В этом году мариинцы представляют на «Маске» исключительно французскую оперу

— и такой интерес Гериев и его театр демонстрируют уже не один сезон: сегодня далеко не только «Кармен» в репертуаре Мариинки, но и оперы Берлиоза, Равеля, Сен-Санса, Оффенбаха, Дебюсси.

«Пеллеас и Мелизанда». Фотограф — Валентин Барановский / Мариинский театр

Оба названия, представленных в Москве, — «Пеллеас и Мелизанда» и «Сказки Гофмана» — не слишком часто появляются в афишах российских театров, хотя, как по заказу, в настоящее время обе они в репертуаре московского Театра Станиславского. И потому не случайно параллели и сравнения напрашиваются сами собой. Увы, в обоих случаях эти сравнения не в пользу гостей из Петербурга — даже при том, что музыкальная сторона спектаклей вопросов не вызывает никаких.
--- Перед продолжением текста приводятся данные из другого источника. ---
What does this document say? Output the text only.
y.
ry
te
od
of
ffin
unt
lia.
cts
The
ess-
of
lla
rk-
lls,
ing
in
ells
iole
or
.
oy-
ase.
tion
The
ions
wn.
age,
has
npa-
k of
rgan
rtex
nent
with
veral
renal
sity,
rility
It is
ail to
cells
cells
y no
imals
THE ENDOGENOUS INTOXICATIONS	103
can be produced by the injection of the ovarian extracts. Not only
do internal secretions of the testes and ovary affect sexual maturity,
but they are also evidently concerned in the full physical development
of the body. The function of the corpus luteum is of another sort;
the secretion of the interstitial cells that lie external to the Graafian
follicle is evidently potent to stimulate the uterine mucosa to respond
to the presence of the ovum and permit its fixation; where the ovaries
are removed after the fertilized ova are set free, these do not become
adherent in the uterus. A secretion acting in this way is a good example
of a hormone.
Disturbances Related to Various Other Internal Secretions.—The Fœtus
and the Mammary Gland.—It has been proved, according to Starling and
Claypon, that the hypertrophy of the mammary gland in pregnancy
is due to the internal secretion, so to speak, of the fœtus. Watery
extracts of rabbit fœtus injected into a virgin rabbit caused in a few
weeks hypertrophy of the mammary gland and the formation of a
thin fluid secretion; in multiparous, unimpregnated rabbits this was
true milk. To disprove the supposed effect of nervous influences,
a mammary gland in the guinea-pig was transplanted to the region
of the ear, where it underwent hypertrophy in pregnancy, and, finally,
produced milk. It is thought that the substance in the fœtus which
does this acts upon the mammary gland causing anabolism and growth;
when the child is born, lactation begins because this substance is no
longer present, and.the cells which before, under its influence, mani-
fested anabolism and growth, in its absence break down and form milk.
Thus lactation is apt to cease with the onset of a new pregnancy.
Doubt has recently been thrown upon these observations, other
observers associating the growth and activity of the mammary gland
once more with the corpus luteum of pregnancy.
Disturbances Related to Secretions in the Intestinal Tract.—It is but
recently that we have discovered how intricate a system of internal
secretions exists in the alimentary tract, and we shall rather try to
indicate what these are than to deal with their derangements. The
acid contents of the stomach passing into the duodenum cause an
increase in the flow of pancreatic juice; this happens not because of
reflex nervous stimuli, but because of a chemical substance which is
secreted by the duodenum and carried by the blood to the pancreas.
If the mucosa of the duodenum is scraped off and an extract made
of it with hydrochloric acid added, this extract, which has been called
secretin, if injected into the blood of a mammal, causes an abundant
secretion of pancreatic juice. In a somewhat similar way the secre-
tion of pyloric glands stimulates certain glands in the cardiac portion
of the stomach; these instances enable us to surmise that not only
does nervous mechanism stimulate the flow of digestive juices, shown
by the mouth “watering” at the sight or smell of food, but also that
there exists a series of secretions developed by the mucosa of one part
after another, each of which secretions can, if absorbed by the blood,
Но что касается собственно театральной стороны дела, то тут сомнений очень много.

«Пеллеас и Мелизанда» Клода Дебюсси — опера импрессионистическая. Как и нечёткие штрихи на полотнах художников того же направления ее музыку можно уподобить ряби на поверхности озера: вот, вроде бы и отражение окрестных берегов со строеньицами и перелесками, вот и солнышко, садящееся за горизонт, однако ж, всё какое-то неконкретное, неясное, призрачное, ускользающее. Такая неверная, «дымчатая» музыка требует такого же сценического решения — без конкретики, полунамёками, аллегориями и символами.

У Даниэла Креймера, создавшего своего «Пеллеаса» для мариинской сцены, с иносказанием не получилось вовсе.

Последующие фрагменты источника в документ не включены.